I am currently facing a challenge related to merging multiple JSON files stored in Blob storage. My goal is to combine these JSON files into a single, unified JSON output. To achieve this, I am contemplating the utilization of the Azure Data Factory Copy activity.
For context, here is an example of the JSON files I am dealing with:
test1.json:
{
"requestId": "5a30#18a2ca70781",
"result": [
{"id": 231581142, "activityTypeId": 10, "attributes": [{"name": "Step ID", "value": "1"}, {"name": "Choice Number", "value": "1"}]},
{"id": 231581142, "activityTypeId": 10, "attributes": [{"name": "Step ID", "value": "1"}, {"name": "Choice Number", "value": "1"}]}
],
"success": true,
"nextPageToken": "a",
"moreResult": true
}
test2.json:
{
"requestId": "5a30#18a2ca70781",
"result": [
{"id": 1, "activityTypeId": 10, "attributes": [{"name": "Step ID", "value": "2"}, {"name": "Choice Number", "value": "2"}]},
{"id": 3, "activityTypeId": 10, "attributes": [{"name": "Step ID", "value": "1"}, {"name": "Choice Number", "value": "7"}]}
],
"success": true,
"nextPageToken": "a",
"moreResult": true
}
test3.json:
{
"requestId": "5a30#18a2ca70781",
"result": [
{"id": 1, "activityTypeId": 10, "attributes": [{"name": "Step ID", "value": "2"}, {"name": "Choice Number", "value": "2"}]},
{"id": 3, "activityTypeId": 5, "attributes": [{"name": "Step ID", "value": "2"}, {"name": "Choice Number", "value": "9"}]}
],
"success": true,
"nextPageToken": "a",
"moreResult": true
}
My approach thus far involves using a wildcard path as the source to read these JSON files and designating a separate file named result.json as the sink location.
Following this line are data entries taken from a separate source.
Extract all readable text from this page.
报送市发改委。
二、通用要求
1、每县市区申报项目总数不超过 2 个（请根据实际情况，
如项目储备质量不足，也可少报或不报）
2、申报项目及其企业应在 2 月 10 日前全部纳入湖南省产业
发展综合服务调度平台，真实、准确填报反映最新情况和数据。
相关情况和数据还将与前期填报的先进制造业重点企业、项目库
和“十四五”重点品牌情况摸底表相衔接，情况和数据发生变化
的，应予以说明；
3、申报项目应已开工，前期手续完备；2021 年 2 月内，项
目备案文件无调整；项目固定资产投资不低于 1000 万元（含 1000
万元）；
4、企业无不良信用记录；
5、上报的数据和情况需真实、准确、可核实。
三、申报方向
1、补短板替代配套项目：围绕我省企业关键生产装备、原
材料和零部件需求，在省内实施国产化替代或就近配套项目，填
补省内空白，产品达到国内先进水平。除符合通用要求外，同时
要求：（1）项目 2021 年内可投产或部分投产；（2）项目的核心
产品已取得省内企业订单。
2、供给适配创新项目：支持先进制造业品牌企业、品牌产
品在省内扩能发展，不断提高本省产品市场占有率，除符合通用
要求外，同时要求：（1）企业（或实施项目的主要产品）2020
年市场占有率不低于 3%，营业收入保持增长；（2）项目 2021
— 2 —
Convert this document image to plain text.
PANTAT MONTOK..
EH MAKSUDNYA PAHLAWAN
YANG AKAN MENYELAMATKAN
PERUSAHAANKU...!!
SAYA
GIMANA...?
In the copy activity settings, I've chosen the "merge file" behavior.
However, the resulting output is not a valid JSON format. The copy activity seems to treat each individual file as text and simply appends them together. Here's an example of the undesired output:
json
Copy code
{"requestId":"5a30#18a2ca70781","result":[...]} // JSON content from test1.json
{"requestId":"5a30#18a2ca70781","result":[...]} // JSON content from test2.json
{"requestId":"5a30#18a2ca70781","result":[...]} // JSON content from test3.json
I'm seeking advice and guidance on how to properly utilize the Azure Data Factory Copy activity to merge these JSON files into a correct and valid JSON format, where the content is unified under a single JSON structure.